Esta acção durou até cerca das 5.30 da manhã, e como entretanto se tinham esgotado as munições dos Morteiros que estava comandando, apresentei-me no posto de Comando ao Sr. Major Lucena de Vasconcelos, Governador e Comandante-chefe, o qual me ordenou “que ficasse por ali”. O posto de Comando tinha uma posição elevada e dispunha de uma janela sobre o canal de onde eu vi a lancha “VEGA”, com o seu Comandante Oliveira e Carmo de farda branca (adiante explicarei porquê) e com o qual eu troquei uns acenos de saudação. Neste momento um marinheiro aproximou-se dele e disse-lhe qualquer coisa que fez com que ele se precipitasse para o alarme de postos de combate, tendo-me acenado para a ponta da ilha.
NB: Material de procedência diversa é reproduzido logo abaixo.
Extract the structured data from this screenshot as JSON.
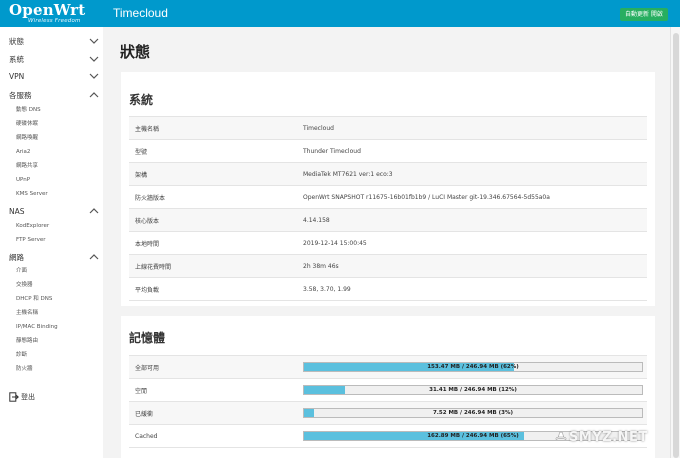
{
  "header": {
    "brand": "OpenWrt",
    "brand_sub": "Wireless Freedom",
    "hostname": "Timecloud",
    "refresh_label": "自動更新 開啟",
    "color": "#0099cc"
  },
  "sidebar": {
    "groups": [
      {
        "label": "狀態",
        "expanded": false
      },
      {
        "label": "系統",
        "expanded": false
      },
      {
        "label": "VPN",
        "expanded": false
      },
      {
        "label": "各服務",
        "expanded": true
      },
      {
        "label": "NAS",
        "expanded": true
      },
      {
        "label": "網路",
        "expanded": true
      }
    ],
    "services_items": [
      "動態 DNS",
      "硬碟休眠",
      "網路喚醒",
      "Aria2",
      "網路共享",
      "UPnP",
      "KMS Server"
    ],
    "nas_items": [
      "KodExplorer",
      "FTP Server"
    ],
    "network_items": [
      "介面",
      "交換器",
      "DHCP 和 DNS",
      "主機名稱",
      "IP/MAC Binding",
      "靜態路由",
      "診斷",
      "防火牆"
    ],
    "logout_label": "登出"
  },
  "main": {
    "title": "狀態",
    "system": {
      "title": "系統",
      "rows": [
        {
          "label": "主機名稱",
          "value": "Timecloud"
        },
        {
          "label": "型號",
          "value": "Thunder Timecloud"
        },
        {
          "label": "架構",
          "value": "MediaTek MT7621 ver:1 eco:3"
        },
        {
          "label": "防火牆版本",
          "value": "OpenWrt SNAPSHOT r11675-16b01fb1b9 / LuCI Master git-19.346.67564-5d55a0a"
        },
        {
          "label": "核心版本",
          "value": "4.14.158"
        },
        {
          "label": "本地時間",
          "value": "2019-12-14 15:00:45"
        },
        {
          "label": "上線花費時間",
          "value": "2h 38m 46s"
        },
        {
          "label": "平均負載",
          "value": "3.58, 3.70, 1.99"
        }
      ]
    },
    "memory": {
      "title": "記憶體",
      "rows": [
        {
          "label": "全部可用",
          "text": "153.47 MB / 246.94 MB (62%)",
          "percent": 62
        },
        {
          "label": "空閒",
          "text": "31.41 MB / 246.94 MB (12%)",
          "percent": 12
        },
        {
          "label": "已緩衝",
          "text": "7.52 MB / 246.94 MB (3%)",
          "percent": 3
        },
        {
          "label": "Cached",
          "text": "162.89 MB / 246.94 MB (65%)",
          "percent": 65
        }
      ],
      "bar_color": "#5bc0de"
    }
  },
  "watermark": "SMYZ.NET",
  "icons": {
    "chevron": "chevron-icon",
    "logout": "logout-icon"
  }
}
Ali duas esquadrilhas de aviões a jacto iam destruindo com uma rapidez incrível todos os postos fronteiriços e – pensámos nós – sepultando no seu interior os seus bravos defensores.
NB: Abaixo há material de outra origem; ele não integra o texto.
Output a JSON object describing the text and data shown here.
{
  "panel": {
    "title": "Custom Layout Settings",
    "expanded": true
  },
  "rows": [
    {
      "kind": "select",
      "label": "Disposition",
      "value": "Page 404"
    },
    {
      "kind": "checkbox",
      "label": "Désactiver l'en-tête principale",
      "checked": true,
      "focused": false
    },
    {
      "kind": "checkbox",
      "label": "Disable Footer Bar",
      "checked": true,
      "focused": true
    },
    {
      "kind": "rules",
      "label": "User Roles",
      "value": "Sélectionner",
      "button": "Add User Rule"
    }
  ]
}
Também na mesma altura se identificou ao largo de Diu, mas muito perto para os seus canhões, o cruzador “Nova Delhi” que entretanto começara a bombardear a Fortaleza.
Corri para perto do meu pessoal, pelo caminho fui atacado pelos aviões, e do buraco onde todos nos enfiámos, de vez em quando vinha até ao cimo das muralhas de onde...
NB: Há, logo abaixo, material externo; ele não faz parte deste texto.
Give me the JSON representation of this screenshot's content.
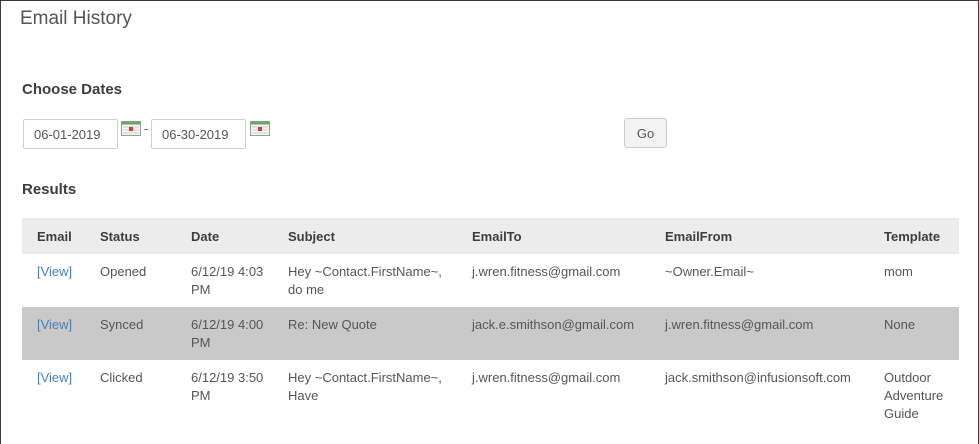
{
  "page": {
    "title": "Email History"
  },
  "filters": {
    "heading": "Choose Dates",
    "start_date": "06-01-2019",
    "end_date": "06-30-2019",
    "separator": "-",
    "go_label": "Go"
  },
  "results": {
    "heading": "Results",
    "columns": [
      "Email",
      "Status",
      "Date",
      "Subject",
      "EmailTo",
      "EmailFrom",
      "Template"
    ],
    "rows": [
      {
        "email": "[View]",
        "status": "Opened",
        "date": "6/12/19 4:03 PM",
        "subject": "Hey ~Contact.FirstName~, do me",
        "email_to": "j.wren.fitness@gmail.com",
        "email_from": "~Owner.Email~",
        "template": "mom"
      },
      {
        "email": "[View]",
        "status": "Synced",
        "date": "6/12/19 4:00 PM",
        "subject": "Re: New Quote",
        "email_to": "jack.e.smithson@gmail.com",
        "email_from": "j.wren.fitness@gmail.com",
        "template": "None"
      },
      {
        "email": "[View]",
        "status": "Clicked",
        "date": "6/12/19 3:50 PM",
        "subject": "Hey ~Contact.FirstName~, Have",
        "email_to": "j.wren.fitness@gmail.com",
        "email_from": "jack.smithson@infusionsoft.com",
        "template": "Outdoor Adventure Guide"
      }
    ]
  },
  "icons": {
    "calendar": "calendar-icon"
  },
  "colors": {
    "link": "#4a7fb0",
    "header_bg": "#ececec",
    "highlight_row": "#c9c9c9"
  }
}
R. A. – Assistiu à acção da “VEGA”?
D. A. – Assisti à acção da “VEGA”! Vejo-a sair a toda a velocidade a caminho do cruzador, tendo sido atacada no caminho pelos aviões a jacto! O Comandante manejando com perícia o leme, furtava-se repetidamente aos vários ataques que lhe eram dirigidos (eram visíveis no mar os rastos das várias rajadas), e assim
conseguiu atirar abaixo três aviões inimigos! Fantástico! E continuava a gritar com o seu pessoal: Força neles! Dá-lhes agora, Ramos! Boa Aníbal!” Extraordinário!
Mas após um breve intervalo de reabastecimento, quando os aviões vieram outra vez, ao primeiro ataque desta vez cruzado, ao fugir de uma das rajadas, caiu em cheio no meio da outra, e foi o fim! As balas entravam por cima e saíam pelo fundo da lancha construída em fibra, e logo nessa primeira rajada a embarcação ficou em chamas, a meter água, mas ainda com o atirador da peça de Artilharia a fazer fogo! O convés era um mar de sangue, pois foram cortadas ambas as pernas ao Oliveira e Carmo e ferido de morte o marinheiro-artilheiro Ferreira. Ao Comandante ainda com vida, tentaram passá-lo para uma balsa lançada entretanto na água, mas nova rajada acabou de vez com a sua vida!!
Essa é uma imagem que jamais esquecerei!!!
R. A. – Conseguiu ouvir as palavras que o Comandante dirigiu à guarnição antes do combate?
D. A. – Não. Mas durante o cativeiro e como me continuei a dar muito bem com o pessoal da Marinha (tendo sido até escolhido pelo Governador para recolher oficialmente o relatório deste pessoal), falámos várias vezes deste assunto tendo todos de uma forma geral referido que as suas palavras tinham sido de exaltação e estímulo, mais ou menos: “Rapazes! Sei que vão cumprir assim como eu! E que mais vós quereis se não acabarmos numa batalha! Fazemos parte da defesa da Pátria e vamos cumprir até ao último homem e última bala! Eu até me vou vestir de gala porque assim morrerei com mais honra!!”
E depois de isso, fizeram-se as despedidas, as fotografias dos entes queridos foram beijadas e guardadas nos calções e partiram com aquele Comandante com quem iam até ao fim do mundo!!!
R. A. – Hoje, 40 anos depois, o que se lhe oferece dizer?
D. A. – Analisando a atitude do Comandante Oliveira e Carmo, de ter visto a forma como ele encarou a situação, tem que se enaltecer o grande patriotismo, honestidade profissional, hombridade e enorme coragem. Ele teve tempo suficiente para se preparar e preparar o pessoal para o combate, preparou-se para cumprir uma ordem e nesse cumprimento, morreu. A guarnição estava perfeitamente moralizada e o exemplo dele foi de tal forma empolgante que todos o seguiam.
Ainda há heróis em Portugal!
Só lamento que o seu nome seja tão pouco conhecido e honrado, sobretudo junto da nossa juventude!